If we add a single transfinite cardinal number $$\aleph$$ to the non negative reals, weaken the arithmetical operators to be ternary relations instead of functions, and define subtraction and division as converse relations of addition and multiplication; define division by zero as self subtraction. Then in some sense the problem of division by zero would find a solution! The results are:

$$x/0 = \aleph$$, for $$x \neq 0$$

$$x/\aleph=0$$, for $$x\neq \aleph$$

$$0/0$$ range over all numbers.

$$\aleph/\aleph$$ range over all numbers.

The formal workup involves:

Define: $$[(x \ \tilde o \ y) \to z] \iff \tilde o(x,y,z)$$

Where $$\tilde o$$ stand for any arithmetical operator. (the arrow $$\to"$$ is not to be confused with implication, it only means "is a result of", so $$(x+y) \to z"$$ means: $$z \text{ is a result of summation of } x \ and \ y$$).

If $$x',y'$$ are particular numbers and if there is a unique $$z'$$ such that $$(x' \ \tilde o \ y') \to z'$$, then and only then this can written in functional manner as: $$x' \ \tilde o \ y' = z'$$

If there is no unique $$z'$$, then we write that using inequalities, like for example:

$$k \leq x' \ \tilde o \ y' \leq l$$

Of course $$x,y,z,x',y',z',k,l$$ above are meant to be numbers and not sets of numbers. However with the inequalities the expression $$x \ \tilde o \ y$$ can be seen to correspond to the set of all numbers within the range of those inequalities.

Define: $$(x - y) \to z \iff (z+y) \to x$$, for $$y \leq x$$

Define: $$(x \div y) \to z \iff (z \times y) \to x$$

Define: $$(x \times 0) \to y \iff (x-x) \to y$$

Now we take the following to be rules:

$$\forall x [x + \aleph = \aleph]$$

$$\forall x [x \times \aleph = \aleph]$$, for $$x \neq 0$$

If we add the rest of Cantor's transfinite cardinal numbers, then we'd get:

$$x/0 \geq min \ \aleph_{\alpha} \ (x \leq \aleph_{\alpha})$$; for $$x \neq 0$$

So we'll have many $$x/0$$ $$(x \neq 0)$$ each can be thought to correspond to a set of a numbers!

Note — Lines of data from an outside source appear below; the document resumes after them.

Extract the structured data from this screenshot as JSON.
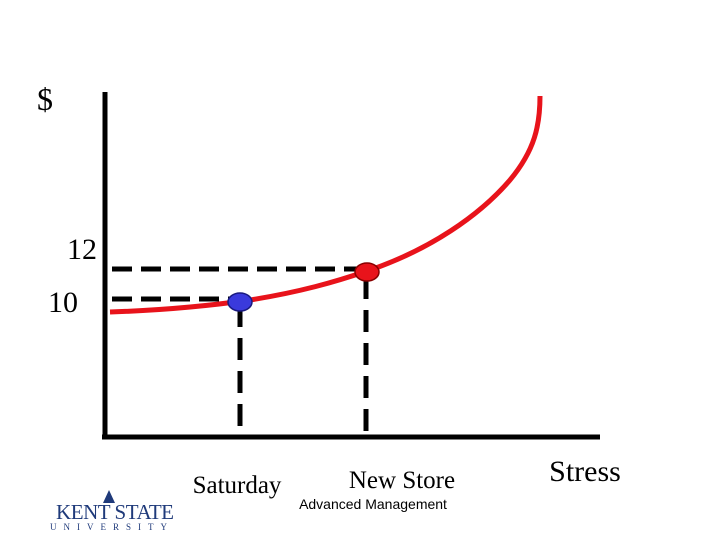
{
  "axis_label": "$",
  "y_labels": [
    12,
    10
  ],
  "x_labels": [
    "Saturday",
    "New Store"
  ],
  "x_axis_label": "Stress",
  "footer": "Advanced Management",
  "logo": {
    "name": "KENT STATE",
    "subtitle": "UNIVERSITY"
  }
}
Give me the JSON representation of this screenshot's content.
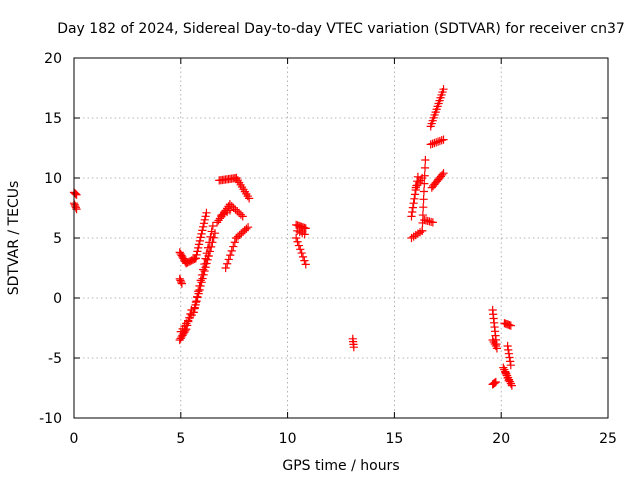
{
  "chart_data": {
    "type": "scatter",
    "title": "Day 182 of 2024, Sidereal Day-to-day VTEC variation (SDTVAR) for receiver cn37",
    "xlabel": "GPS time / hours",
    "ylabel": "SDTVAR / TECUs",
    "xlim": [
      0,
      25
    ],
    "ylim": [
      -10,
      20
    ],
    "xticks": [
      0,
      5,
      10,
      15,
      20,
      25
    ],
    "yticks": [
      -10,
      -5,
      0,
      5,
      10,
      15,
      20
    ],
    "grid": true,
    "marker": "+",
    "color": "#ff0000",
    "series": [
      {
        "name": "SDTVAR",
        "segments": [
          {
            "from": [
              0.0,
              8.8
            ],
            "to": [
              0.12,
              8.6
            ],
            "n": 4
          },
          {
            "from": [
              0.0,
              7.9
            ],
            "to": [
              0.12,
              7.4
            ],
            "n": 5
          },
          {
            "from": [
              4.95,
              1.6
            ],
            "to": [
              5.05,
              1.2
            ],
            "n": 4
          },
          {
            "from": [
              4.95,
              3.8
            ],
            "to": [
              5.25,
              2.9
            ],
            "n": 8
          },
          {
            "from": [
              5.25,
              2.9
            ],
            "to": [
              5.7,
              3.3
            ],
            "n": 8
          },
          {
            "from": [
              5.7,
              3.3
            ],
            "to": [
              6.2,
              7.1
            ],
            "n": 14
          },
          {
            "from": [
              4.95,
              -3.5
            ],
            "to": [
              5.25,
              -2.6
            ],
            "n": 8
          },
          {
            "from": [
              5.25,
              -2.6
            ],
            "to": [
              5.5,
              -1.0
            ],
            "n": 6
          },
          {
            "from": [
              5.0,
              -2.8
            ],
            "to": [
              5.6,
              -1.2
            ],
            "n": 8
          },
          {
            "from": [
              5.6,
              -1.2
            ],
            "to": [
              6.3,
              3.5
            ],
            "n": 16
          },
          {
            "from": [
              5.65,
              -0.8
            ],
            "to": [
              6.5,
              6.0
            ],
            "n": 16
          },
          {
            "from": [
              6.3,
              3.5
            ],
            "to": [
              6.6,
              5.4
            ],
            "n": 6
          },
          {
            "from": [
              6.7,
              6.3
            ],
            "to": [
              7.3,
              7.8
            ],
            "n": 10
          },
          {
            "from": [
              7.3,
              7.8
            ],
            "to": [
              7.9,
              6.8
            ],
            "n": 8
          },
          {
            "from": [
              6.8,
              9.8
            ],
            "to": [
              7.6,
              10.0
            ],
            "n": 12
          },
          {
            "from": [
              7.6,
              10.0
            ],
            "to": [
              8.2,
              8.3
            ],
            "n": 10
          },
          {
            "from": [
              7.1,
              2.5
            ],
            "to": [
              7.6,
              5.0
            ],
            "n": 8
          },
          {
            "from": [
              7.6,
              5.0
            ],
            "to": [
              8.15,
              5.9
            ],
            "n": 8
          },
          {
            "from": [
              6.9,
              6.9
            ],
            "to": [
              7.3,
              7.3
            ],
            "n": 4
          },
          {
            "from": [
              10.4,
              6.1
            ],
            "to": [
              10.85,
              5.8
            ],
            "n": 8
          },
          {
            "from": [
              10.4,
              5.0
            ],
            "to": [
              10.85,
              2.8
            ],
            "n": 8
          },
          {
            "from": [
              10.45,
              5.6
            ],
            "to": [
              10.8,
              5.3
            ],
            "n": 4
          },
          {
            "from": [
              13.05,
              -3.4
            ],
            "to": [
              13.1,
              -4.1
            ],
            "n": 4
          },
          {
            "from": [
              15.8,
              6.8
            ],
            "to": [
              16.1,
              10.1
            ],
            "n": 10
          },
          {
            "from": [
              15.8,
              5.0
            ],
            "to": [
              16.3,
              5.6
            ],
            "n": 6
          },
          {
            "from": [
              16.3,
              5.6
            ],
            "to": [
              16.45,
              11.5
            ],
            "n": 10
          },
          {
            "from": [
              16.4,
              6.5
            ],
            "to": [
              16.8,
              6.3
            ],
            "n": 6
          },
          {
            "from": [
              16.75,
              9.2
            ],
            "to": [
              17.3,
              10.4
            ],
            "n": 10
          },
          {
            "from": [
              16.7,
              12.8
            ],
            "to": [
              17.3,
              13.2
            ],
            "n": 8
          },
          {
            "from": [
              16.7,
              14.3
            ],
            "to": [
              17.3,
              17.4
            ],
            "n": 14
          },
          {
            "from": [
              16.0,
              9.2
            ],
            "to": [
              16.3,
              10.0
            ],
            "n": 5
          },
          {
            "from": [
              19.6,
              -7.2
            ],
            "to": [
              19.75,
              -7.0
            ],
            "n": 5
          },
          {
            "from": [
              19.6,
              -1.0
            ],
            "to": [
              19.8,
              -4.2
            ],
            "n": 10
          },
          {
            "from": [
              19.6,
              -3.5
            ],
            "to": [
              19.75,
              -4.0
            ],
            "n": 4
          },
          {
            "from": [
              20.15,
              -2.1
            ],
            "to": [
              20.45,
              -2.3
            ],
            "n": 6
          },
          {
            "from": [
              20.1,
              -5.8
            ],
            "to": [
              20.5,
              -7.3
            ],
            "n": 10
          },
          {
            "from": [
              20.3,
              -4.0
            ],
            "to": [
              20.45,
              -5.6
            ],
            "n": 6
          },
          {
            "from": [
              20.2,
              -6.2
            ],
            "to": [
              20.35,
              -6.9
            ],
            "n": 4
          }
        ]
      }
    ]
  }
}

However, all of those would have ONE inverse, that is $$0$$.

Other results are:

$$x/\aleph_{\alpha}=0 \iff x < \aleph_{\alpha}$$

$$x/\aleph_{\alpha} = x \iff x > \aleph_{\alpha}$$

$$\aleph_{\alpha}/\aleph_{\alpha} \leq \aleph_{\alpha}$$

This would entail that $$0/0$$ corresponds to the largest indeterminate set, that is the set of all numbers, while each $$\aleph_{\alpha}/0$$ would correspond to a proper subset of that, and the least is the $$\alpha$$ value the bigger is that subset; i.e., the more indeterminate it is!

We can easily extend this method to have negatively signed rationals as well.

Question: had this method been investigated before?